12.11.2018 - 18:00 | FIS Informationssysteme und Consulting GmbH
12.11.2018 - 12:33 | pressetext.redaktion
12.11.2018 - 12:30 | AMA Verband für Sensorik und Messtechnik e.V.

BUSINESS

12.11.2018 - 13:30 | pressetext.redaktion
12.11.2018 - 13:30 | Von Veldenstein Group Ltd.
12.11.2018 - 12:35 | TPA Steuerberatung GmbH

MEDIEN

12.11.2018 - 11:30 | pressetext.redaktion
12.11.2018 - 06:15 | pressetext.redaktion
11.11.2018 - 18:00 | der Kunstraum

LEBEN

12.11.2018 - 19:40 | Bolch & Wiltner OG
12.11.2018 - 18:05 | Bolch & Wiltner OG
12.11.2018 - 16:55 | Hennrich.PR
pte20061114001 Umwelt/Energie, Tourismus/Reisen

Sansibar will Plastiktüten verbannen

Meeresökologe: Jeder soll beim Meeresschutz mitmachen

www.zanzibar.net
www.zanzibar.net

London/Wien (pte001/14.11.2006/06:05) - Plastikmüll, der an den Stränden liegt und der die perfekte Unterwasserwelt in eine Mülldeponie verwandelt - das wünscht sich kein Tourist in seinem Urlaubsziel. Um dem Plastik den Garaus zu machen, hat nun auch die Lokalregierung der ostafrikanischen Insel Sansibar http://www.zanzibar.net reagiert: Da Tourismus auf der halbautonomen zu Tansania gehörenden Insel zur Haupteinnahmequelle gehört, wurde ein Gesetz verabschiedet, das Plastiktüten ganz einfach verbietet, berichtet BBC-Online http://news.bbc.co.uk .

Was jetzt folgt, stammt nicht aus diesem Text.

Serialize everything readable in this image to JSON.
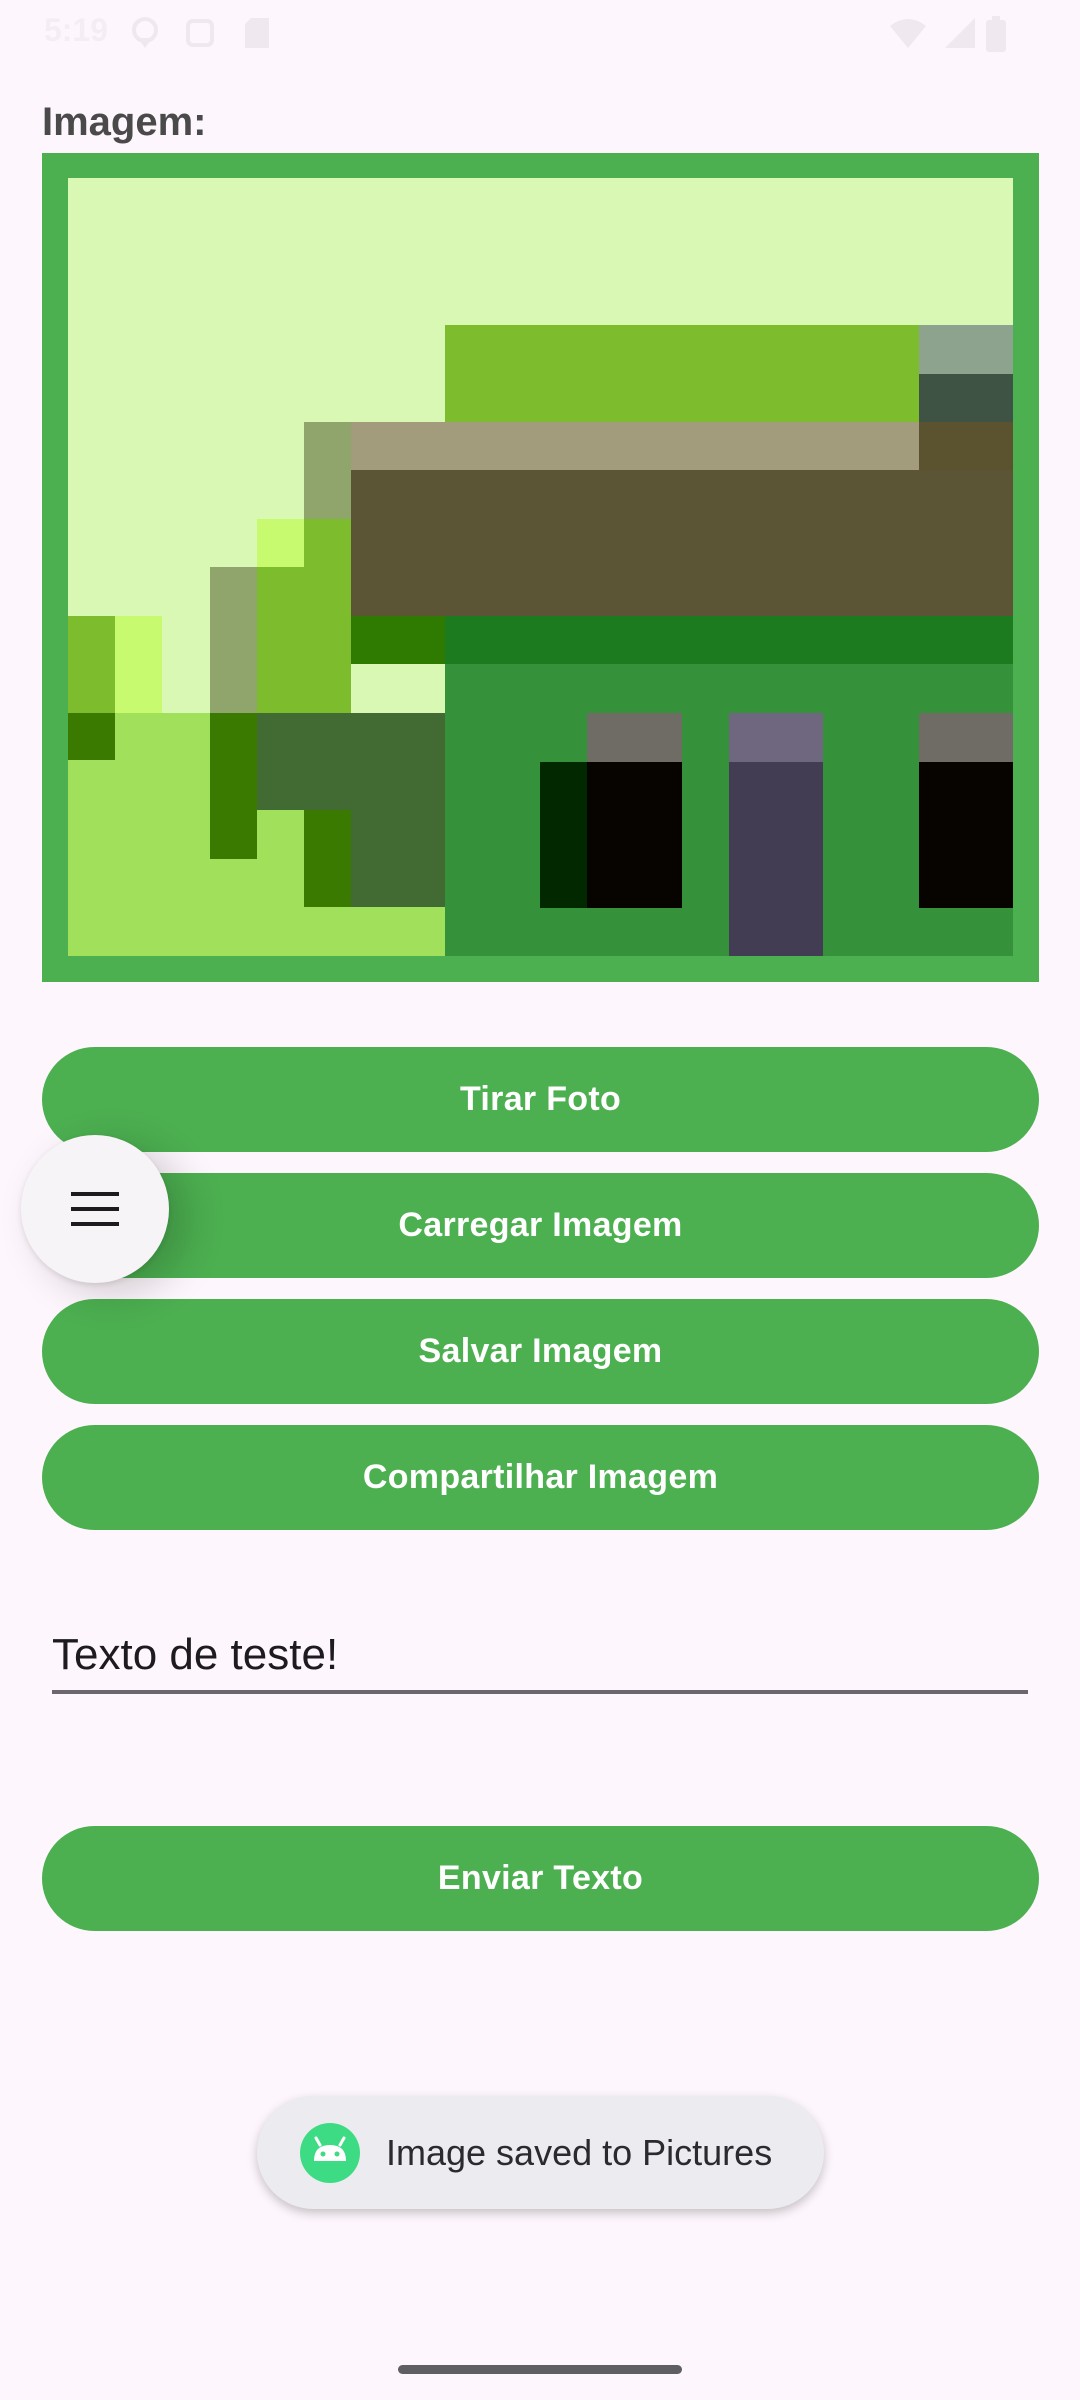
{
  "status_bar": {
    "time": "5:19",
    "icons": [
      "location-icon",
      "notification-icon",
      "sd-card-icon",
      "wifi-icon",
      "signal-icon",
      "battery-icon"
    ]
  },
  "image_section": {
    "label": "Imagem:",
    "frame_color": "#4caf50"
  },
  "buttons": {
    "take_photo": "Tirar Foto",
    "load_image": "Carregar Imagem",
    "save_image": "Salvar Imagem",
    "share_image": "Compartilhar Imagem",
    "send_text": "Enviar Texto"
  },
  "fab": {
    "icon": "menu-icon"
  },
  "text_field": {
    "value": "Texto de teste!"
  },
  "toast": {
    "icon": "android-icon",
    "message": "Image saved to Pictures"
  },
  "colors": {
    "accent": "#4caf50",
    "background": "#fdf6fc"
  }
}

Die Strafen für Plastiksäcke soll drastisch ausfallen, kündigt der staatliche Umweltbeauftragte Ali Juma an: "Bis zu sechs Monate Haft oder eine Geldstrafe von 2.000 Dollar oder sogar beide Strafen zusammen." Schon im Vorfeld hatten Reisende davon berichtet, dass sich in den Straßen der Hauptstadt Stonetown Berge von Müll türmen. Nur ein Drittel des insgesamt anfallenden Abfalls kann von den Behörden effektiv entfernt werden, berichtet BBC-Online. "Wir müssen die Umwelt jetzt über alle anderen Bereiche stellen", fordert Juma. Schließlich sei der Abfall nicht nur ein störender Anblick, sondern er zerstört das fragile Ökosystem im Meer. Juma ist sich der Umweltgefahren durch die wachsende Entwicklung seiner Heimat durchaus bewusst.

"Eine großartige Idee", so Michael Stachowitsch, Meeresökologe an der Universität Wien http://www.univie.ac.at/marine-biology über dieses Vorhaben. Der Kampf um Plastikabfall in den Ozeanen müsse ohnehin auf mehreren Fronten geführt werden. Wie gefährlich diese Abfälle sind, hat der Forscher anhand zahlreicher Beispiele selbst dokumentiert. "Schildkröten halten die Plastiktüten für Quallen und verenden dann qualvoll." Doch das ist nicht alles. Der Plastikmüll verfängt sich in Korallen und zerstört diese. "Auch das Ausgangsprodukt der Plastikherstellung, so genannte Pellets, findet man heute auf jedem Strand der Welt." Plastik sei das Schlimmste, was man dem Meer antun kann. "Das gilt speziell auch für Zigarettenkippen, die aus Kunststoff sind und zu den schlimmsten Abfällen gehören", meint der Forscher gegenüber pressetext. "Plastikmüll und Zigarettenkippen sind die einzige Art der Meeresverschmutzung, gegen die jeder Mensch etwas unternehmen kann", fordert Stachowitsch. Selbst die entlegensten Regionen rund um das Rote Meer sind von Plastikmüll übersät.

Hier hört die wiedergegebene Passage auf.